Rohan: Any thoughts/ideas on how can we extend this to other countries in the region?


  1. I want to make a clarification to a comment I have made. (Which was either not reported correctly above – inadvertently, of course – or my comment was not clear enough.)

    Rohan said it is better to outsource the operation to the private sector, as a govt organisation might not be the best choice when efficiency matters. I reacted saying a private sector organisation too can be as inefficient as a govt organisation, if they are not driven by direct profit. According to my experience, the private sector in our country is efficient only if they see a direct return in terms of profits, and this case is not profit driven. A boost in image only is not a very good incentive.

    Rohan then asked me for an alternative, but I do not have any off hand. We may need to think more on this. Harsha mentioned 911 is operated by a private company. True. Private public partnership models work very well in developed countries, but I have yet to witness a successful private public partnership in this country. All I see are failures. Both our public and private sectors are not matured enough to form meaningful partnerships.

    I also have concerns about an efficient 24 hour operation – if we maintain the present standards. Given the socio economic conditions of this country, 24 hour operation – I mean an efficient operation, not a nominal one – is not easy. There are so many issues involved, such as transport, security etc. I know this as I myself head a customer support division struggling to establish such an operation. I do not think any organisation in Sri Lanka – except forces – work around the clock, with the same efficiency. Even places like hospitals and hotels run skeleton operations at night. Both the largest state owned TV station (Rupavahini) and the largest state owned supermarket chain (Sathosa) attempted 24 hour operations, but failed. Well, I do not say it is impossible, but difficult.

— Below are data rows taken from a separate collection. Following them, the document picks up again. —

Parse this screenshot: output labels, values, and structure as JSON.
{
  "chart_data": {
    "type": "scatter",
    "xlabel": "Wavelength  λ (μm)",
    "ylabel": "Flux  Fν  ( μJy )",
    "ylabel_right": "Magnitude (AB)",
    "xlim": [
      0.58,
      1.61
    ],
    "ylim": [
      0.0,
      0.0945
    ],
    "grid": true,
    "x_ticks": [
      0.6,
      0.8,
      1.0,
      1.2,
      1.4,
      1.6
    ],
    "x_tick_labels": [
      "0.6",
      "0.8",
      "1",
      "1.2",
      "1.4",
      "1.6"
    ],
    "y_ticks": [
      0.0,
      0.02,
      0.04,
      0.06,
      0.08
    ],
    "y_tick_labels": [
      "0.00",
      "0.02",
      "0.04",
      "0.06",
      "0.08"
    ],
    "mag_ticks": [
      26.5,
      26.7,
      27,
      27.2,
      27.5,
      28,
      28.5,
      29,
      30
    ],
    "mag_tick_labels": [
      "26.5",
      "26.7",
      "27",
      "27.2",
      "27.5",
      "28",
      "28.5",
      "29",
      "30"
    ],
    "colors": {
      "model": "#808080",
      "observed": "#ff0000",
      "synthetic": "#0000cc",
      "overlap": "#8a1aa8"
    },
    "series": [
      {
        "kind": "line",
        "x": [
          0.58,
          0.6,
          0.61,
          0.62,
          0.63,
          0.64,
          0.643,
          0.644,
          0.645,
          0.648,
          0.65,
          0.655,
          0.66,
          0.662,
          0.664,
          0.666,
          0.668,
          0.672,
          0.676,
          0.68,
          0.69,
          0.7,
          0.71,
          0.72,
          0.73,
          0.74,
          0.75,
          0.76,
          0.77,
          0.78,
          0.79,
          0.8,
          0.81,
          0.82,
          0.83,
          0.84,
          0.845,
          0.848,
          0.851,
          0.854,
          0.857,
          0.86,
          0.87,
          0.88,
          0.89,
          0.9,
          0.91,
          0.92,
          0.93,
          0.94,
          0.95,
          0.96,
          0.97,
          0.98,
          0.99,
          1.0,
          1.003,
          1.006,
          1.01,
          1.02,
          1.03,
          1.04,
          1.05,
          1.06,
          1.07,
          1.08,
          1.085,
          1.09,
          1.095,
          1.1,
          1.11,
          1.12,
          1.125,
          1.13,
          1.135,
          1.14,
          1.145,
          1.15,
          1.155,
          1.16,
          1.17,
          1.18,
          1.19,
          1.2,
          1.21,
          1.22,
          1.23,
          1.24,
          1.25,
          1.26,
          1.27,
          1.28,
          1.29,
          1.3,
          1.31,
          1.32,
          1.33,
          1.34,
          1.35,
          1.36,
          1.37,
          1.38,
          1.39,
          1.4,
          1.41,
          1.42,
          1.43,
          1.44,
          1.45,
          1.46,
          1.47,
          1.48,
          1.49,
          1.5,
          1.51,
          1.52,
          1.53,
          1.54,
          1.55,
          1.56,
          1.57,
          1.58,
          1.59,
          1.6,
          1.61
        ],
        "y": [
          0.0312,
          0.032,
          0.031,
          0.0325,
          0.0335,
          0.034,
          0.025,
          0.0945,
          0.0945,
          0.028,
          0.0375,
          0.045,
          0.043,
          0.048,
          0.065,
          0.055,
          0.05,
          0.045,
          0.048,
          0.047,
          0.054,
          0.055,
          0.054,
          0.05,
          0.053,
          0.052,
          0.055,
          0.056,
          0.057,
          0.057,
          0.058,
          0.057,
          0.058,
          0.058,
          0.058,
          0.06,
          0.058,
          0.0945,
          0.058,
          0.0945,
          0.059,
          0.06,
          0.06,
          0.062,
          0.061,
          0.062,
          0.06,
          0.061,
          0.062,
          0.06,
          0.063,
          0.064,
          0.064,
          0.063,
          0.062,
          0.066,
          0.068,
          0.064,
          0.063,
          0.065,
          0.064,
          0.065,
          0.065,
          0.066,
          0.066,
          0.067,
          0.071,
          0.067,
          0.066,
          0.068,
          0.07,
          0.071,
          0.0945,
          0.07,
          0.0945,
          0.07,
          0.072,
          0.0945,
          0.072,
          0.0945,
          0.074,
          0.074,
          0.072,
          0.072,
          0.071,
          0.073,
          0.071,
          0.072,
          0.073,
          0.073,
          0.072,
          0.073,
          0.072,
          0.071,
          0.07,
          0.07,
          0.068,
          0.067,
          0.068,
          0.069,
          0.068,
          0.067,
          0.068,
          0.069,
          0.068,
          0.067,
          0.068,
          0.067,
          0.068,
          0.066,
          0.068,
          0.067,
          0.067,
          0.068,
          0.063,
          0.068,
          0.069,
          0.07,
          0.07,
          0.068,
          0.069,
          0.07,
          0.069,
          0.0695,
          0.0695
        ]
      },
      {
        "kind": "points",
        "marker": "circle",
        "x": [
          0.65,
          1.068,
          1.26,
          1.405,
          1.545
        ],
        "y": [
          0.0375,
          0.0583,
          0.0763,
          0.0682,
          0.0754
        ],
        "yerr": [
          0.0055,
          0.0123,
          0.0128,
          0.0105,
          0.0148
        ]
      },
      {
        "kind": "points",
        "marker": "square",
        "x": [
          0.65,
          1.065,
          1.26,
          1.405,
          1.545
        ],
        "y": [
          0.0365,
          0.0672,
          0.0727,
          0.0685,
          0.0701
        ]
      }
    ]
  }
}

    The issue here is even if we are capable of running a successful operation for 24 hours at centre, how to do the same at the receiving end. (Say, the centre detects a tsunami at 3.00 am. How can it communicate the message to Kinniya or Telwatte if everyone there is sleeping?)

    I am not trying to be negative, but just trying to point out some of the important issues we might face in the operations. We just cannot simply overlook these issues. The acid test is not our capability to devise a solution, as many think, but the successful operation of it.

  2. Chanuka,
    Sorry about the misrepresentation – not intentional :) Thats the downside of our real-time blogging – with such a dynamic discussion going on, you just have to try and get the main idea of what each person is saying in one line, so you don’t miss out the rest of the discussion.

    And everyone else – please, by all means feel free to clarify/correct/elaborate on any of your points above, as it will add a great deal to the dialog.

  3. According to the Daily Mirror today, Dr. Tissa Vitharana, Minister of Science and Technology says the organisations under his Ministry cannot take the responsibility of warnings – if the disaster happens outside working hours. The problem with this tsunami was that it came on a ‘poya day’ when all the Brown Sahibs were enjoying the lives with their families! (The tsunami spoiled all those fun! How naughty!) So in future, necessary arrangement should be taken so that all the tsunamis, earthquakes, floods and landslides to happen only within the working hours 8.30 pm – 5.00 pm!

  4. Please ensure that this quotation is preserved. We can exclude them from the disaster warning system. It’s a great service on the part of the Minister to reduce the number of government agencies fighting to run the system.